While the company is using large language models to achieve this level of understanding, Gonczarowski says it’s more nuanced than that because he doesn’t want to use a company’s private data to train the models. Instead they turn to statistical modeling and analysis to look at the customer’s unique lexicon, what they call the company’s “rare words.” Akooda analyzes each company’s own internal lingo — its acronyms, project names and customer names, he says. This helps personalize the software for each company and industry without explicitly using their data to train the models.

The next step on the product roadmap will take the software from simply answering questions to tease out information about the company and add an anomaly detection engine to surface potential problems in an automated fashion. So for example, if the software detects that a low-revenue customer is taking up a lot of internal resources, it may flag that for managers. A human could potentially find that same information if they knew to ask the right questions, but having the AI tell the manager is going to be more efficient (assuming it reports on meaningful issues).

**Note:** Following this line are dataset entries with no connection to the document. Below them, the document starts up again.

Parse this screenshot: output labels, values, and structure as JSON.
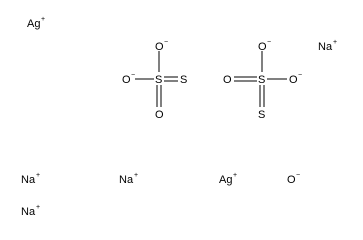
{
  "ions": {
    "ag1": {
      "symbol": "Ag",
      "charge": "+"
    },
    "na1": {
      "symbol": "Na",
      "charge": "+"
    },
    "na2": {
      "symbol": "Na",
      "charge": "+"
    },
    "na3": {
      "symbol": "Na",
      "charge": "+"
    },
    "ag2": {
      "symbol": "Ag",
      "charge": "+"
    },
    "o_free": {
      "symbol": "O",
      "charge": "−"
    },
    "na4": {
      "symbol": "Na",
      "charge": "+"
    }
  },
  "thiosulfate1": {
    "o_top": {
      "symbol": "O",
      "charge": "−"
    },
    "o_left": {
      "symbol": "O",
      "charge": "−"
    },
    "s_center": {
      "symbol": "S"
    },
    "s_terminal": {
      "symbol": "S"
    },
    "o_bottom": {
      "symbol": "O"
    }
  },
  "thiosulfate2": {
    "o_top": {
      "symbol": "O",
      "charge": "−"
    },
    "o_left": {
      "symbol": "O"
    },
    "s_center": {
      "symbol": "S"
    },
    "o_right": {
      "symbol": "O",
      "charge": "−"
    },
    "s_bottom": {
      "symbol": "S"
    }
  }
}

He says this still involves human decision makers, but it’s giving them better information on which to base their decisions. “If I look at things from a more theoretical level, an abstracted level, the role of the human in the loop is not going to change. We are still the conscientious decision makers, but collecting the data and putting those things on the table that will allow us to make a decision is something that is fundamentally going to change the way we manage companies,” he said.

The company currently has 16 employees and is hiring for some open roles. Gonczarowski says that he has been managing people throughout his career, and he sees diversity as a natural by-product of how you hire. “There is a very simple way to do that: you hire the best and you give everyone a fair chance and then it just happens. And that’s my leadership’s approach,” he said.

As an example he has been part of an initiative inside Israel to hire Russian and Ukrainian immigrants coming to Israel. “That is an initiative that we took an active part in from Day Zero. It’s something that we hold very near and dear to our hearts.”

Today’s investment came from a variety of firms including NFX, Atlassian Ventures, Village Global and Founder Collective, as well as other unnamed angels.